FRET
This module enables a mechanism which describes an energy transfer between two chromophores, typically fluorescent proteins. Upon excitation with light of suitable wavelength a donor chromophore, then in its electronic excited state, can transfer energy to an acceptor chromophore. The efficiency of this energy transfer depends on the distance between the two molecules. This makes FRET an indicator for even very small changes in the distance between two molecules.
When using confocal or super resolution techniques, FRET is typically used to determine whether two fluorophores are within a certain distance of each other and whether this distance changes due to external or internal influences.
Acquisiton Prerequisites
FRET occurs between donor (D) and acceptor (A) dyes when these dyes are within certain proximity (< ca. 10 nm), resulting in a FRET signal (acceptor fluorescence upon donor excitation). There are many approaches to quantify FRET signal. In ZEN, the following methods are implemented:
- Sensitized Emission
- Acceptor Bleaching
Different acquisition set ups are necessary for each approach to enable the FRET view.
An analysis with Sensitized Emission requires a multichannel (multidimensional) data set (minimum 3 channels). The acquisition settings are determined by the used fluorophores. Refer to scientific papers for more information on sample preparation and necessary controls for sensitized emission experiments.
An analysis with Acceptor Bleaching requires a time series with a bleach event. The acquisition settings are determined by the used fluorophores. Refer to scientific papers for more information on sample preparation for acceptor bleaching.
Depending on the data set, the FRET view provides different parameter sets for image analysis.
To access the FRET view, the data set needs to be loaded or completely acquired. Online calculation of FRET data is not supported.
Analysis Method for Acceptor Bleaching
Acceptor photobleaching analysis is available when a bleaching event is found in the image metadata. In this case the FRET efficiency can be calculated the following way:
E = (Dpost – Dpre)/Dpost
D is the donor signal and subscripts refer to pre- and post-bleach images.

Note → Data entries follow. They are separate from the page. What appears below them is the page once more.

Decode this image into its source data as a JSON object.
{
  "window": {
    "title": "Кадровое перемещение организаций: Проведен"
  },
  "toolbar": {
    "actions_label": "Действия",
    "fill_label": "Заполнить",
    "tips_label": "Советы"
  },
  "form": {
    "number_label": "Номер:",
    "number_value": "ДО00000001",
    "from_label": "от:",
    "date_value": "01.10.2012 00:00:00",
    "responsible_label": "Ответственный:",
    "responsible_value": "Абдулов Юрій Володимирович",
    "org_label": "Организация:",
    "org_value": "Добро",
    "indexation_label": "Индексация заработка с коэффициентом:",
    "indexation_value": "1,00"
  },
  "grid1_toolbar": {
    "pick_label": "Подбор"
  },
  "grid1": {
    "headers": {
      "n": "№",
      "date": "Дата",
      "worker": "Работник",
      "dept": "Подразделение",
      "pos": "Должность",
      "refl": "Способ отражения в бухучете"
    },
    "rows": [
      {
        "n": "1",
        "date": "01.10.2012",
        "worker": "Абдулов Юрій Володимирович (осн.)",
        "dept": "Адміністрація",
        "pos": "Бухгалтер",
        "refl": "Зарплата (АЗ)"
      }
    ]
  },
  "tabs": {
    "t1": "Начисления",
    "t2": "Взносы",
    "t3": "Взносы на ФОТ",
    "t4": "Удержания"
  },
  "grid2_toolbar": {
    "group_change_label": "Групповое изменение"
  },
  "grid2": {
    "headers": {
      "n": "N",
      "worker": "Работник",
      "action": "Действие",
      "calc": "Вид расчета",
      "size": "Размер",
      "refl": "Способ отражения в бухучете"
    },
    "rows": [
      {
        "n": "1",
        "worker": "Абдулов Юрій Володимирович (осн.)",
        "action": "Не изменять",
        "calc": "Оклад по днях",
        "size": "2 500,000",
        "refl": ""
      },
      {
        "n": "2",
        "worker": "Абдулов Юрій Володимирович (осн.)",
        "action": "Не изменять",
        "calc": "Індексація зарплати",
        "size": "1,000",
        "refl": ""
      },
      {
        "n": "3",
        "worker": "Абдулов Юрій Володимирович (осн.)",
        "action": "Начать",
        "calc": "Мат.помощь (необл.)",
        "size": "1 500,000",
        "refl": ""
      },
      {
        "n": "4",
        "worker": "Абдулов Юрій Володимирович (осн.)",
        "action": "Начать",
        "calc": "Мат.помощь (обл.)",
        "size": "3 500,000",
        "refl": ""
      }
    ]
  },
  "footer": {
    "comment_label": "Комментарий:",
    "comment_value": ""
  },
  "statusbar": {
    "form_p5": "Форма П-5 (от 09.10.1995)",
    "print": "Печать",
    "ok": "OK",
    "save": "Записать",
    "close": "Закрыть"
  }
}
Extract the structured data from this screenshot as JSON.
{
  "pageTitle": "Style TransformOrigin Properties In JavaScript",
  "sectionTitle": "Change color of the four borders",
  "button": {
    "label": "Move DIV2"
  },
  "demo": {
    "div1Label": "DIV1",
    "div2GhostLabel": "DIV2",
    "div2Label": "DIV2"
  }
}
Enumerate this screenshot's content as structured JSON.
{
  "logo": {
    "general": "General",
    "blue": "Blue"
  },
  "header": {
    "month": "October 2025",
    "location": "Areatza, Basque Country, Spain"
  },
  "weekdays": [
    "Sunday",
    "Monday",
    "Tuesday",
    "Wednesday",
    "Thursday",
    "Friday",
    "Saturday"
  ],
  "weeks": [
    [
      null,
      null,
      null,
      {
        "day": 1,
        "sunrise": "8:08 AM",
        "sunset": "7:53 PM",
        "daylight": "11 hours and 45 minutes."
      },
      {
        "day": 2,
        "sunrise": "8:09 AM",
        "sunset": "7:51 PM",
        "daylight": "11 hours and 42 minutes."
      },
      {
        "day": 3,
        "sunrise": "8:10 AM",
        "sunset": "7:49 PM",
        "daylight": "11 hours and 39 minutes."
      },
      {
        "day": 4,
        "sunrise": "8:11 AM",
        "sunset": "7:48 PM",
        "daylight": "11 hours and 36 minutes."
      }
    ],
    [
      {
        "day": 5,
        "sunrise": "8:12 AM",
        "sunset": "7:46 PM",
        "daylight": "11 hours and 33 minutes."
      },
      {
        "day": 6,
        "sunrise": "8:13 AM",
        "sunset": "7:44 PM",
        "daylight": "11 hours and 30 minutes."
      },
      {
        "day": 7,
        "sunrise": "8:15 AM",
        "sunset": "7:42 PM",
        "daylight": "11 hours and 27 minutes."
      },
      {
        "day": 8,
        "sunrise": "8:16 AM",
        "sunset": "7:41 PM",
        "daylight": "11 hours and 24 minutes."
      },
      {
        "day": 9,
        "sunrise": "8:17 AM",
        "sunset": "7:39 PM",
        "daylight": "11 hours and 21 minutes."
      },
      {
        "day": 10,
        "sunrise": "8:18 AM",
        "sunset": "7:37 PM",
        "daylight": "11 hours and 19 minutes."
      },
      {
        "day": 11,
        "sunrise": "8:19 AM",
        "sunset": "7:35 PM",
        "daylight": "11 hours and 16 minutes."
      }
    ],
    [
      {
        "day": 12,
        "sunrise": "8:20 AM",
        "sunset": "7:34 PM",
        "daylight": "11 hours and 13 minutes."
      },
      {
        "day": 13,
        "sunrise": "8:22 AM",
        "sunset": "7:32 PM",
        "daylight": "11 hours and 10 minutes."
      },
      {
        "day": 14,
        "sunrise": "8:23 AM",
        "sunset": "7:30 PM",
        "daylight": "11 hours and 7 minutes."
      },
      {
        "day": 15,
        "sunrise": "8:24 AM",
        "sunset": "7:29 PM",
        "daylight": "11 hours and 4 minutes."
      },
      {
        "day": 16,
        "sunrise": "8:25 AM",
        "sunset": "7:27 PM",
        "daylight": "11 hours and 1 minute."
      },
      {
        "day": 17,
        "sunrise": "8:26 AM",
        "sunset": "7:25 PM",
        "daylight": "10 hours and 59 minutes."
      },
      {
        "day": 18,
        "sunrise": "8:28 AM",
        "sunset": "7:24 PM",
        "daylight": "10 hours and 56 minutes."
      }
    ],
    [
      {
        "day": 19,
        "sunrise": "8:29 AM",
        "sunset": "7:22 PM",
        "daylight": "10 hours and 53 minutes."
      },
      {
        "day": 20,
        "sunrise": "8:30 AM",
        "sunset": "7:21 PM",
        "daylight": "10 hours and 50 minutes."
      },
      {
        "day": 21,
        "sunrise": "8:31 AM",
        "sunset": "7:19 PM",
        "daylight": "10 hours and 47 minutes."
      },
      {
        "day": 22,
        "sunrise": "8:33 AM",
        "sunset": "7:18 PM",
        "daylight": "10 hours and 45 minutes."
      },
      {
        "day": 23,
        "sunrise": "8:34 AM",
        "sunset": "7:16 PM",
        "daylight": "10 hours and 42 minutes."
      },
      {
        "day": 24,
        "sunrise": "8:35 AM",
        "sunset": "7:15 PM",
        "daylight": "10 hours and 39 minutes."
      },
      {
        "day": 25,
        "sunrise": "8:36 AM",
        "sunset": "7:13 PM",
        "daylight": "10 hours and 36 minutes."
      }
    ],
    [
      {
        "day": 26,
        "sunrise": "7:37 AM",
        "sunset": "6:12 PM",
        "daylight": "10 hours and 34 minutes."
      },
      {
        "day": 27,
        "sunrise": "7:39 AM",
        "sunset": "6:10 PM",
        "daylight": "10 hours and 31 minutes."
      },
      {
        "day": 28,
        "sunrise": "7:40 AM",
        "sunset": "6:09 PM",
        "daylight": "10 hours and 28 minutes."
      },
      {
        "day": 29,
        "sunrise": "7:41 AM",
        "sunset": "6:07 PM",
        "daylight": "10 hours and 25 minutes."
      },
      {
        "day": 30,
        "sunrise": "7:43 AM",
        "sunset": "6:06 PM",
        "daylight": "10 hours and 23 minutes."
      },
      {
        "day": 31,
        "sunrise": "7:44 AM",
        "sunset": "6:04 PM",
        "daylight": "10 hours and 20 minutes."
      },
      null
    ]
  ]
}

In all cases the FRET values are calculated for every pixel that is considered “valid” and then the mean value is calculated and presented in the table. In case of acceptor photobleaching, the efficiency is also calculated from the pixel-averaged Dpre and Dpost signals.
Determining Donor Coefficient Values
- You have acquired or opened an image of a sample with a signal of the donor fluorophore only using the same imaging settings which are later used for imaging the FRET sample.
- You are in the FRET view.
- Go to the FRET view options tab and use the controls to define one or more analysis regions in the raw data image.
- The regions are displayed in a table on the FRET tab.
- Make sure that Object is activated for each region entry in the table.
- The regions are defined as objects that should be analyzed.
- On the Parameters tab, click Donor.
- The donor coefficient values are determined for the defined regions and displayed in the Parameters tab as well as the data table below the images.
Determining Acceptor Coefficient Values
- You have acquired or opened an image of a sample with a signal of the acceptor fluorophore only using the same imaging settings which are later used for imaging the FRET sample.
- You are in the FRET view.
- Go to the FRET view options tab and use the controls to define one or more analysis regions in the raw data image.
- The regions are displayed in a table on the FRET tab.
- Make sure that Object is activated for each region entry in the table.
- The regions are defined as objects that should be analyzed.
- On the Parameters tab, click Acceptor.
- The acceptor coefficient values are determined for the defined regions and displayed in the Parameters tab as well as the data table below the images.